Mais non, mais non; sólo expongo algunas reflexiones. Fíjate que, en realidad, yo estoy de acuerdo con la excelente mamá.

No pude contener la risa al oír calificar así a la altiva duquesa. Poirot permaneció muy serio.

—No hay por qué reír. Todo esto es de la mayor importancia. Tengo que reflexionar, tengo que reflexionar mucho.

—No veo qué puedes hacer en ese asunto —dije. Poirot no me hizo caso.

—¿Te has fijado, Hastings, en lo bien informada que estaba la duquesa? ¡Y qué vengativa! Conoce todas las pruebas que hay en contra de Jane Wilkinson.

—Todas las que hay en contra; pero no las que hay a favor —dije sonriendo.

—¿Cómo se habrá enterado?

—Jane se lo habrá dicho al duque, y el duque a ella —sugerí.

—Sí, es posible.

El teléfono sonó estridentemente. Cogí el receptor. Mi única palabra fue «sí», a intervalos regulares. Al final, colgué el aparato y me volví, muy excitado, hacia Poirot:

—Era Japp. Primero, que eres, como de costumbre, el «mejor». Segundo, que tiene un cable de América. Tercero, que ha encontrado al chófer. Cuarto, otra vez que eres el «mejor» y que tuviste una inspiración genial al decir que había un hombre en todo esto.

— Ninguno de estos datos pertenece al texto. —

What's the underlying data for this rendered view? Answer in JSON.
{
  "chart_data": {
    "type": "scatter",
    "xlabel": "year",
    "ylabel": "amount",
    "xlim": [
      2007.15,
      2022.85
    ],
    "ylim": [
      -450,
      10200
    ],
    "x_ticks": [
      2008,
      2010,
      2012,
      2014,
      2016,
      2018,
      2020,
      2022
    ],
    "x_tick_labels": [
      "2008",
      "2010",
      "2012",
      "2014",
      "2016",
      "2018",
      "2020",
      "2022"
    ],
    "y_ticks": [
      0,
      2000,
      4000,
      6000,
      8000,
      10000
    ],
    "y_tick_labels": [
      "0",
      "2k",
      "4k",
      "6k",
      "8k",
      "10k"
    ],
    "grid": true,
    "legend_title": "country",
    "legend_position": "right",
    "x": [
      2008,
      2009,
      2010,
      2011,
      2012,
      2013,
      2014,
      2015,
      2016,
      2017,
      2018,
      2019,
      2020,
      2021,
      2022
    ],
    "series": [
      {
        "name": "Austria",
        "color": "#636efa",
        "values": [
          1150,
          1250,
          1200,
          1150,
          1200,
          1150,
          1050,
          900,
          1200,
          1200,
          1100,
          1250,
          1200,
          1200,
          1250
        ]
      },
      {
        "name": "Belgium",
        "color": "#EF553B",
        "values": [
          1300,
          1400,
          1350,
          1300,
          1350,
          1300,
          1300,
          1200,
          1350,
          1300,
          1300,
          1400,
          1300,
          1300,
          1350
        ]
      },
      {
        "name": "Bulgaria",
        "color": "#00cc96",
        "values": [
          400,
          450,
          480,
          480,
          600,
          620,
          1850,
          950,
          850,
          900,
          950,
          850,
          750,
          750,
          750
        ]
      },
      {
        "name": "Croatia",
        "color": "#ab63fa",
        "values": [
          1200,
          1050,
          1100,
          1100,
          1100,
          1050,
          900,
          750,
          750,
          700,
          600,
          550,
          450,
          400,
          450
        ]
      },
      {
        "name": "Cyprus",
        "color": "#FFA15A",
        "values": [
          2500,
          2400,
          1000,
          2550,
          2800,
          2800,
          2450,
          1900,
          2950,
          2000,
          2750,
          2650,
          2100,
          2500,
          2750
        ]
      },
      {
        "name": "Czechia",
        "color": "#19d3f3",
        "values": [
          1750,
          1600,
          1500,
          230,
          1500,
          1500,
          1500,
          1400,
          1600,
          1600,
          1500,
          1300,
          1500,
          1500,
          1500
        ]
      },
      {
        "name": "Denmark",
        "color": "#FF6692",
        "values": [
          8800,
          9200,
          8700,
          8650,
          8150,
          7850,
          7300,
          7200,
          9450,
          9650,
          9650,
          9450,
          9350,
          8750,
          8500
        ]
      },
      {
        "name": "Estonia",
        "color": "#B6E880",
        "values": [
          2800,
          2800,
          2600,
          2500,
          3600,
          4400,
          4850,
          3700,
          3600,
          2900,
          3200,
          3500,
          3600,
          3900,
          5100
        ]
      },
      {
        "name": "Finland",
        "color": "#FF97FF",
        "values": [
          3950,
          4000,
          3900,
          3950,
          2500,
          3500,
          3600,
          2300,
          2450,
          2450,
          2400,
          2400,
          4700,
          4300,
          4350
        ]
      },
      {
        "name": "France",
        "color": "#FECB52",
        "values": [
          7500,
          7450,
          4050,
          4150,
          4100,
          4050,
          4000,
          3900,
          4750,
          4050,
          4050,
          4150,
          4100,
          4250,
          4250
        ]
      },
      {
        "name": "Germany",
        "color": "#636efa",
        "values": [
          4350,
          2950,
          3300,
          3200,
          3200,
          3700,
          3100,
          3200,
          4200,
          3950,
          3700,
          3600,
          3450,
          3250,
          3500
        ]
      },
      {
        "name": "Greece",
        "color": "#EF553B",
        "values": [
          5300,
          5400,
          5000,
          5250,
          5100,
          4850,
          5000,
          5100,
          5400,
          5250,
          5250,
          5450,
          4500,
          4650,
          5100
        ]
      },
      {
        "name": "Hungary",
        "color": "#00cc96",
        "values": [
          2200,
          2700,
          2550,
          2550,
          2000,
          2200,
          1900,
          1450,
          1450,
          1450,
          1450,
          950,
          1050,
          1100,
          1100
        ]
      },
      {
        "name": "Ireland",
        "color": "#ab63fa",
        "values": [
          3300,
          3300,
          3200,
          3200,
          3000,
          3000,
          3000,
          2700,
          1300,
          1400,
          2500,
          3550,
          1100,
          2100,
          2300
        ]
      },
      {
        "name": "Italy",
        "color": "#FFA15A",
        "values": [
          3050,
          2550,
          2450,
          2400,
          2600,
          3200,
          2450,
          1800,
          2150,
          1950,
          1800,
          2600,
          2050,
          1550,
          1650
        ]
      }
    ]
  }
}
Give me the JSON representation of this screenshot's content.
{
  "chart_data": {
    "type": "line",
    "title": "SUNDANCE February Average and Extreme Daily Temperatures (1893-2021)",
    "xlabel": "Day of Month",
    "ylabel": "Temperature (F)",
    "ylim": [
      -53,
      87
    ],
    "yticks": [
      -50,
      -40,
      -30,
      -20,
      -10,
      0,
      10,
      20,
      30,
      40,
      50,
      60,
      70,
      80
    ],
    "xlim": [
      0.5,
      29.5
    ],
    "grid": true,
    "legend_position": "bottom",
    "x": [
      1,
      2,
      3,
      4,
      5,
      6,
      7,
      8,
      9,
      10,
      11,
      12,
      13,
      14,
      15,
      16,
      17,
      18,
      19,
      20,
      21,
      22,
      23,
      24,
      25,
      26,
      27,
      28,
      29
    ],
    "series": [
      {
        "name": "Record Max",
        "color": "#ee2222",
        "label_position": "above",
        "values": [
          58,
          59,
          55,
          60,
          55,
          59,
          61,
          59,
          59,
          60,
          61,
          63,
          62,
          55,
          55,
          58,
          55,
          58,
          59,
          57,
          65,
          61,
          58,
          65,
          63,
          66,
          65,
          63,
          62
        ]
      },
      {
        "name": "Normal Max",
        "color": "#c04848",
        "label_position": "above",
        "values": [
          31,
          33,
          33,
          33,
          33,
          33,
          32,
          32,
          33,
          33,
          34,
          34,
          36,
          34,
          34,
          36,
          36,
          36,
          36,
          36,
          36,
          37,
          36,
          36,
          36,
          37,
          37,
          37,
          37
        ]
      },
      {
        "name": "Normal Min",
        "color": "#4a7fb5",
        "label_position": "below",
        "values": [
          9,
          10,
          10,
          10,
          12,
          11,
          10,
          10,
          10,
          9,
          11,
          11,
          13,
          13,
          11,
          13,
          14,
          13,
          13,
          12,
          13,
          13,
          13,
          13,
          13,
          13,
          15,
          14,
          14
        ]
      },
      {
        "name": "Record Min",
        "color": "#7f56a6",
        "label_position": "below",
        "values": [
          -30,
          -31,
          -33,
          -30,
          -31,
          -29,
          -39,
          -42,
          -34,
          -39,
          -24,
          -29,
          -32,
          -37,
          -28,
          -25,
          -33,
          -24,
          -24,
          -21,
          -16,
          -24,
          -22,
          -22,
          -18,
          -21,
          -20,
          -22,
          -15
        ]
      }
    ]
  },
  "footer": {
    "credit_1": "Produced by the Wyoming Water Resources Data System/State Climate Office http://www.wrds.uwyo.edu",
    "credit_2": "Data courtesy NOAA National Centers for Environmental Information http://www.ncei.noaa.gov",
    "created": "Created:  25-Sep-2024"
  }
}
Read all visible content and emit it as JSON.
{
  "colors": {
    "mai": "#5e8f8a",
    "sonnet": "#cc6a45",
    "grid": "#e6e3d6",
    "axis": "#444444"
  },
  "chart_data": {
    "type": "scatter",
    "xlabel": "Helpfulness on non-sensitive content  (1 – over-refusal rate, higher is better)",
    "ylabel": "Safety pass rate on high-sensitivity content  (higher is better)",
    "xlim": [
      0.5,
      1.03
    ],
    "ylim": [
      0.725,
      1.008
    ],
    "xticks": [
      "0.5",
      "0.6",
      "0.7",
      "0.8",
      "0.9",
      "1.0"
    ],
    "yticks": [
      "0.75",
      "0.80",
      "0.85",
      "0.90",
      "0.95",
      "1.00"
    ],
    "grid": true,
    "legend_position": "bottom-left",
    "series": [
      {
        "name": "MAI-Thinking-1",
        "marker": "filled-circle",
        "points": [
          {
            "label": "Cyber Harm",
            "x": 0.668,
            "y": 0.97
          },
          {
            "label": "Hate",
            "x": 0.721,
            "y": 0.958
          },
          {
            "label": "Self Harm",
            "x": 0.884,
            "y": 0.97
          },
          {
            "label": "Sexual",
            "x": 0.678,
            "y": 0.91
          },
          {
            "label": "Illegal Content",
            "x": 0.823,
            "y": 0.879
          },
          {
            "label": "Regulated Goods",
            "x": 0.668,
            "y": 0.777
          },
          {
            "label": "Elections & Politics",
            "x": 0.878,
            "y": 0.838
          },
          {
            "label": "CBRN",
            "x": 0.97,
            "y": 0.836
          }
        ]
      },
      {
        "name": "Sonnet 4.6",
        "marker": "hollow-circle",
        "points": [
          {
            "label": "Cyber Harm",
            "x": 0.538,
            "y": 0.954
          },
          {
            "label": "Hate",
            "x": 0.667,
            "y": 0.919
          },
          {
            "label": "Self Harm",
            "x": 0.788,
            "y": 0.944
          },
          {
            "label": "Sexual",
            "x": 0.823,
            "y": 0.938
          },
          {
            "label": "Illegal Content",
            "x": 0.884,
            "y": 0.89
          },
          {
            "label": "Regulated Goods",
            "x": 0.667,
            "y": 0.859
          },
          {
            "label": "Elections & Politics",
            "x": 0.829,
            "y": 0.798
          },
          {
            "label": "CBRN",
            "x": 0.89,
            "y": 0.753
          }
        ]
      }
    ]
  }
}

Me olvidé de contarle que habíamos tenido una visitante que dice que la Policía está corrompida desvergonzadamente.

—Conque, al fin, Japp está convencido, ¿verdad? —murmuró Poirot—. Es curioso que la teoría de haber un hombre en el asunto se confirme en el mismo momento en que me inclino por otra.

—¿Por cuál?

—Por la de que el motivo del asesinato de lord Edgware puede no tener nada que ver con lord Edgware mismo. Imagínate que alguien odie a Jane Wilkinson, que la odie tanto que desee verla ahorcada por asesinato... C'est une idee, ça —suspiró. Luego, levantándose, dijo—: Vamos, Hastings, vamos a oír lo que nos tiene que decir Japp.